Twila Brase, a registered nurse and president/co-founder of Citizens' Council for Health Freedom, contends House members should vote in favor of the resolution.

"The American public is very unhappy with this mandate," Brase tells American Family News. "They believe it's completely wrong; they believe that they should have choices.

Brase, Twila (CCHF) Brase

"So, Republicans and Democrats in the House should stand up – stand up for the rights of the people [and] stand up for their constitutional rights and their patient rights and their human rights to say no to a medical procedure that they totally disagree with."

Senator Blackburn has a related bill called the Keeping Our COVID-19 Heroes Employed Act, which would:

  • Protect essential workers from being fired due to COVID vaccination requirements.
  • Define "essential workers" to mean any individual the relevant state, tribe, or territory (1) deemed essential during the response to the COVID-19 pandemic or (2) otherwise exempted from the restrictions imposed in response to the COVID-19 pandemic.
  • Nullify the Biden Administration's Executive Order 14043 Requiring Coronavirus Disease 2019 Vaccination for Federal Employees if those employees qualify as essential workers.
  • Nullify the Biden administration's Executive Order 14042 Ensuring Adequate COVID Safety Protocols for Federal Contractors if those contractors qualify as essential workers.
  • Preempt the Occupational Safety and Health Administration (OSHA) from issuing regulations requiring employees to vaccinate if those employees qualify as essential workers.

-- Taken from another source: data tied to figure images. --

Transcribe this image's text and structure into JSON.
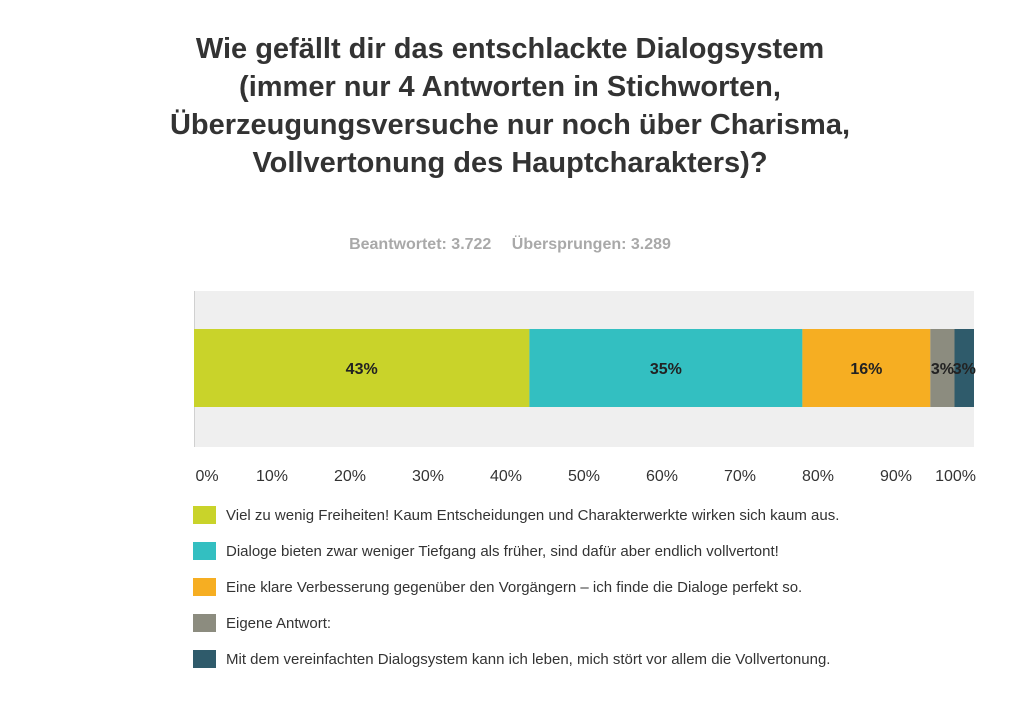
{
  "stats": {
    "answered": "Beantwortet: 3.722",
    "skipped": "Übersprungen: 3.289"
  },
  "chart_data": {
    "type": "bar",
    "orientation": "horizontal-stacked-100",
    "title": "Wie gefällt dir das entschlackte Dialogsystem (immer nur 4 Antworten in Stichworten, Überzeugungsversuche nur noch über Charisma, Vollvertonung des Hauptcharakters)?",
    "xlim": [
      0,
      100
    ],
    "xticks": [
      "0%",
      "10%",
      "20%",
      "30%",
      "40%",
      "50%",
      "60%",
      "70%",
      "80%",
      "90%",
      "100%"
    ],
    "grid": false,
    "legend_position": "bottom",
    "series": [
      {
        "name": "Viel zu wenig Freiheiten! Kaum Entscheidungen und Charakterwerkte wirken sich kaum aus.",
        "value": 43,
        "label": "43%",
        "color": "#c9d32a"
      },
      {
        "name": "Dialoge bieten zwar weniger Tiefgang als früher, sind dafür aber endlich vollvertont!",
        "value": 35,
        "label": "35%",
        "color": "#33bfc1"
      },
      {
        "name": "Eine klare Verbesserung gegenüber den Vorgängern – ich finde die Dialoge perfekt so.",
        "value": 16.4,
        "label": "16%",
        "color": "#f6ae22"
      },
      {
        "name": "Eigene Antwort:",
        "value": 3.1,
        "label": "3%",
        "color": "#8c8c7f"
      },
      {
        "name": "Mit dem vereinfachten Dialogsystem kann ich leben, mich stört vor allem die Vollvertonung.",
        "value": 2.5,
        "label": "3%",
        "color": "#2f5b6b"
      }
    ]
  }
}
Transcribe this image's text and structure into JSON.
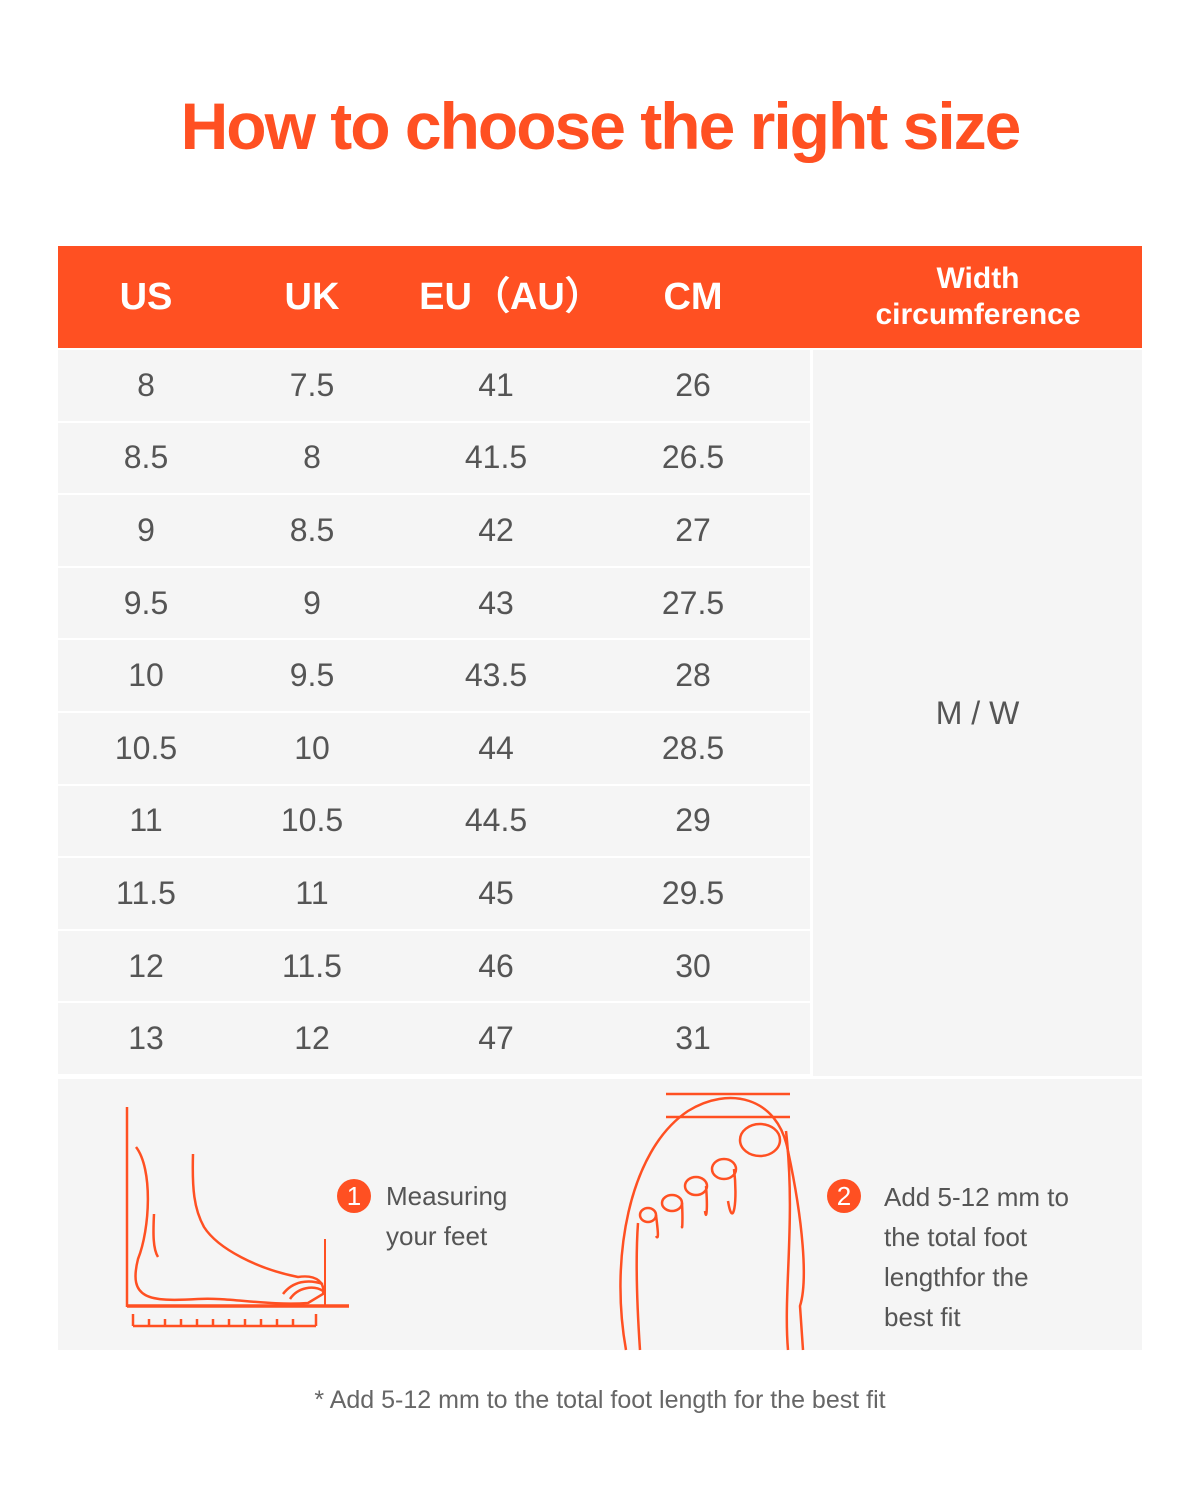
{
  "title": "How to choose the right size",
  "headers": [
    "US",
    "UK",
    "EU（AU）",
    "CM",
    "Width circumference"
  ],
  "rows": [
    [
      "8",
      "7.5",
      "41",
      "26"
    ],
    [
      "8.5",
      "8",
      "41.5",
      "26.5"
    ],
    [
      "9",
      "8.5",
      "42",
      "27"
    ],
    [
      "9.5",
      "9",
      "43",
      "27.5"
    ],
    [
      "10",
      "9.5",
      "43.5",
      "28"
    ],
    [
      "10.5",
      "10",
      "44",
      "28.5"
    ],
    [
      "11",
      "10.5",
      "44.5",
      "29"
    ],
    [
      "11.5",
      "11",
      "45",
      "29.5"
    ],
    [
      "12",
      "11.5",
      "46",
      "30"
    ],
    [
      "13",
      "12",
      "47",
      "31"
    ]
  ],
  "width_value": "M / W",
  "steps": [
    {
      "number": "1",
      "text": "Measuring your feet"
    },
    {
      "number": "2",
      "text": "Add 5-12 mm to the total foot lengthfor the best fit"
    }
  ],
  "footnote": "* Add 5-12 mm to the total foot length for the best fit",
  "colors": {
    "accent": "#FF5022",
    "row_bg": "#F5F5F5"
  }
}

"We have New York firefighters, the United Airlines flight attendants, the Chicago police force, the National Sheriffs' Association, and dozens of bipartisan organizations that have stepped forward and supported this," said the GOP lawmaker. "There may be a vehicle moving that would help us to push this forward because those who were essential workers during COVID-19 who showed up, who did their job – they found out how to handle COVID."

The Biden administration says this mandate – and others like it involving federal workers and contractors – is necessary to combat the spread of COVID-19.

"We know it works," White House press secretary Jen Psaki told reporters Tuesday about the mandates. "That's why the president and the administration will continue pressing forward."

Some people who have been speaking out against the mandates are individuals who chose to get the COVID shots. For them, it's not about the shot, jab, or vaccine, but an issue of freedom.